As our Sanctuary fills with more and more of the earth’s population there is a metaphysical certainty that we will run out of room for those who entered and then departed.

There are few cemeteries in the Sanctuary. The most populous is the cluster situated in the town of Colma.

Possibly a million bodies are laid out in shallow graves. Some were dug up and moved there from San Francisco proper and dumped into vast common graves with a single monument marking the spot. Whatever the event, reason or cause, odds are you will eventually be in Colma at the end.

When San Francisco’s graves were moved, the tombstones and the huge crypts were demolished and used as sidewalk material and even as land fill in San Francisco bay.

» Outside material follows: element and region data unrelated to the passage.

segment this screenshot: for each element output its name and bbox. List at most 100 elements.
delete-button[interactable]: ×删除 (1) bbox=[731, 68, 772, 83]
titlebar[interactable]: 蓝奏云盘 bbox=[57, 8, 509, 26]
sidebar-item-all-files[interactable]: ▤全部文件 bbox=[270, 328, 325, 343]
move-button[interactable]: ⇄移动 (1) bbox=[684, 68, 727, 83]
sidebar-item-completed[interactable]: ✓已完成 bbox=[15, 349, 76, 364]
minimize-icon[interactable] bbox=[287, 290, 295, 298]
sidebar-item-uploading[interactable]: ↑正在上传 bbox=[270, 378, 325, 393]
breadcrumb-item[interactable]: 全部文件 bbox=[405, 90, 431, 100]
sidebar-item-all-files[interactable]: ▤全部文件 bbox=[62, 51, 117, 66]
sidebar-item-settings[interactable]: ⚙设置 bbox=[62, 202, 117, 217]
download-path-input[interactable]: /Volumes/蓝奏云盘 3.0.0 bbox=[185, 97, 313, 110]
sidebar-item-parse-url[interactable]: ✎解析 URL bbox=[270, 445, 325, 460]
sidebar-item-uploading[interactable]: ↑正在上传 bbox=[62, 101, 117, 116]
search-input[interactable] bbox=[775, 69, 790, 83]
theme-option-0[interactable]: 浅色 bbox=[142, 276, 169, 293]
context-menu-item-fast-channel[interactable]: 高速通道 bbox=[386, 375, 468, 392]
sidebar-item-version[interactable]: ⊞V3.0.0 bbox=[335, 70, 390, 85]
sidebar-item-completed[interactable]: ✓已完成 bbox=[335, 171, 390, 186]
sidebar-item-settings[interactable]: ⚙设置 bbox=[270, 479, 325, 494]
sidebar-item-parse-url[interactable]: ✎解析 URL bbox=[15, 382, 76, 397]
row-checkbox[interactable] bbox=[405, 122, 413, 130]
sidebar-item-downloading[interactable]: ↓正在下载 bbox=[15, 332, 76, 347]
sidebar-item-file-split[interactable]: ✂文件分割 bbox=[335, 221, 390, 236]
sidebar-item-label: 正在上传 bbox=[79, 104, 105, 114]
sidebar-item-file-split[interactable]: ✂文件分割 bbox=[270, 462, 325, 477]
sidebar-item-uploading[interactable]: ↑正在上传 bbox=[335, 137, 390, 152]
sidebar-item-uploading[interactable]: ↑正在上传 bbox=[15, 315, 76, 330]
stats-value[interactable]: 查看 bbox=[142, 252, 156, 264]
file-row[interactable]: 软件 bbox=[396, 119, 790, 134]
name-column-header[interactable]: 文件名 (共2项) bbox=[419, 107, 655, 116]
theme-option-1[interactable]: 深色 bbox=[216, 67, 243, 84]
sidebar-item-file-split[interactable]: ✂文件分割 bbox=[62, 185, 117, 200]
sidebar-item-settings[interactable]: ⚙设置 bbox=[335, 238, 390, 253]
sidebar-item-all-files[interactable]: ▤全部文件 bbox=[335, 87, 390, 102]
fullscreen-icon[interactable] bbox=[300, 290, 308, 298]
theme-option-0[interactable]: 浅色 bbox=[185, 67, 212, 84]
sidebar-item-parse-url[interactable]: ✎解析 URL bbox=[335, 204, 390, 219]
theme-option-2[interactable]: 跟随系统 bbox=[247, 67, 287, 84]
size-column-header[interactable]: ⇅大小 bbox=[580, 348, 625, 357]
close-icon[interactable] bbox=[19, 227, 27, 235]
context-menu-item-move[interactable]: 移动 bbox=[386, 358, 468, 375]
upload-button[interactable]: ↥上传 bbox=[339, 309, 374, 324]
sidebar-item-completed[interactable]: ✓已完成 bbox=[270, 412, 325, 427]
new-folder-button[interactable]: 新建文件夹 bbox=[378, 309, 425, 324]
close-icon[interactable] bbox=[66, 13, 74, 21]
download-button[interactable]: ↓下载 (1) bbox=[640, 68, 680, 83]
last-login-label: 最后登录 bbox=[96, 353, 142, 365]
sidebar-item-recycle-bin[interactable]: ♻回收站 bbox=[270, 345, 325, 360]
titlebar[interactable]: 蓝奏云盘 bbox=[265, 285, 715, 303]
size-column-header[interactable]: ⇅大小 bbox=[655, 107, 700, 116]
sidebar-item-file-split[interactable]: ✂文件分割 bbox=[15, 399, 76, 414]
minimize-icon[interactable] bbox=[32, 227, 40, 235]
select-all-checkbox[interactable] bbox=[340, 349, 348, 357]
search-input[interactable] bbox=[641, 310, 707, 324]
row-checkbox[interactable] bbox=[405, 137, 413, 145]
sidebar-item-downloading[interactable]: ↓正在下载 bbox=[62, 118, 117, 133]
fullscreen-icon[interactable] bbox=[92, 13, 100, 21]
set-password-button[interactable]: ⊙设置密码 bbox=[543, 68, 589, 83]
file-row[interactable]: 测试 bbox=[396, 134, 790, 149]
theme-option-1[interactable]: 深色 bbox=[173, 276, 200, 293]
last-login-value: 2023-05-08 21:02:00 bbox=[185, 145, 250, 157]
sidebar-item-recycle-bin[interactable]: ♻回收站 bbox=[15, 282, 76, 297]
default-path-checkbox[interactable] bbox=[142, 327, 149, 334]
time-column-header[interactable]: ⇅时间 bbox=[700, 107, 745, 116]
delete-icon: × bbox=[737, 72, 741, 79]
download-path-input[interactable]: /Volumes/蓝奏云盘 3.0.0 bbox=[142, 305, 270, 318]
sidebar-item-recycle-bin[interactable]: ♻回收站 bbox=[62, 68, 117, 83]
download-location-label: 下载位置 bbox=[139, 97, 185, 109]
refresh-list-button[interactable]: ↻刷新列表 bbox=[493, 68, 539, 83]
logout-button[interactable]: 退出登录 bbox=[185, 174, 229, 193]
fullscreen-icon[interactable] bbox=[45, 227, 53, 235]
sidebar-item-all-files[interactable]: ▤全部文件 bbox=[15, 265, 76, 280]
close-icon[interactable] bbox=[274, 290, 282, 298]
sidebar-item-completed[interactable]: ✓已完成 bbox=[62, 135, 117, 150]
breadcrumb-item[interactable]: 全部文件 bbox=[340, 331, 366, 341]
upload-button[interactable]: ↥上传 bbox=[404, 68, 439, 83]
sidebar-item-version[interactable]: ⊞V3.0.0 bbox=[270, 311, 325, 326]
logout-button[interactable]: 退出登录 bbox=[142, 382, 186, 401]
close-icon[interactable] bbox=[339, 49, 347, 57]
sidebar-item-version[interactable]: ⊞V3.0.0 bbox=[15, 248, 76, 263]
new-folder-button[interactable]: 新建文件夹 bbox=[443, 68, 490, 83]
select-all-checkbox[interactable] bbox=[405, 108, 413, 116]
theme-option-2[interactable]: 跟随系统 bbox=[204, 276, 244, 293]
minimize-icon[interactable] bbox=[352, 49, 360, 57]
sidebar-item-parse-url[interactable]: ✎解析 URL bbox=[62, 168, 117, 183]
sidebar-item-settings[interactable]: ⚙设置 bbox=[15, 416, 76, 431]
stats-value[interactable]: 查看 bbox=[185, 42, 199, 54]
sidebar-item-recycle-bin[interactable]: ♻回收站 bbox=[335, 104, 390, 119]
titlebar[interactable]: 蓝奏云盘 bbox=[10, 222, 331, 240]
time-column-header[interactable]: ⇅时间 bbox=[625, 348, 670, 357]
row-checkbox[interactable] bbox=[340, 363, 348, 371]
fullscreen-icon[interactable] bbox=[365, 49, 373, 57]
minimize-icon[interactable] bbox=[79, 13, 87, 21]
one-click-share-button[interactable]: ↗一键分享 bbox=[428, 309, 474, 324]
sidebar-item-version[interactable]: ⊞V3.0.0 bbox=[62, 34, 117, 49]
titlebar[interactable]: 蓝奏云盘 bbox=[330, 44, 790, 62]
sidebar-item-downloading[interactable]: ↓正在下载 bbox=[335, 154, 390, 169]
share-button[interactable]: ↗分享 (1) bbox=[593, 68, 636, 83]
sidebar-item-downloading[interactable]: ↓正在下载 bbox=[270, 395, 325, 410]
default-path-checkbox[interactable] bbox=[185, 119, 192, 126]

Like it or not, while your ego says you are special, in reality you will be tossed into a distant hole and forgotten. Don’t even think your relatives will come and visit. Unless you include that $1,000 a year mandatory graveside remembrance clause in your will, you will be quickly forgotten.

Millions of tons of steel are used each year to make caskets. By the way, a coffin is a body box with a taper from the head and shoulders to the feet, while a casket is a simple rectangular box like a Snicker’s bar.

The various and really interesting chemicals used to preserve you for a couple of months are toxic to every living thing (if they weren’t then they wouldn’t preserve you even for that long). If you ever wondered why all those fermenting bodies in communal above ground mausoleums don’t stink, they actually do. The little shelves are usually tilted backwards against a wall and there at the back is a drain and a chimney. As your body ferments fluids are often blown out the top of your casket and these fluids are then drained away thanks to that slight slope to the rear of the shelf. The fluids then drip into a back channel and bottom drain.

Some mausoleums are built incorrectly and you can tell because there’s that telltale smell or even telltale stain from fluids leaking down the front wall from behind the brass name plate. There are usually two plates covering the shelf where you have been placed. The first is a sealed with a rubber gasket and is a waterproof / smell proof barrier and the second and visible one is the brass one you paid for.

Cremation is certainly theatrical and reduces you to the size of a 32-ounce Pepsi bottle but the fuel required to do that is enormous. And then there’s the problem of America’s ever increasing obesity problem and that much “unplanned” extra fuel actually detonating and launching your body and that furnace up and over any nearby buildings and onto the street beyond. It happens.

Composting is the answer. Certainly there will be significant spare capacity at the Sanctuary’s “Self Choice” centers and so their backroom hardware can be assigned to helping you on your last journey as well.

Once processed by the “Self Choice” water jet, the processed liquid can be aged like fine wine and it then becomes a perfect additive for garden fertilizers of all kinds.

What finer way to become one with the Sanctuary than become part of nature itself?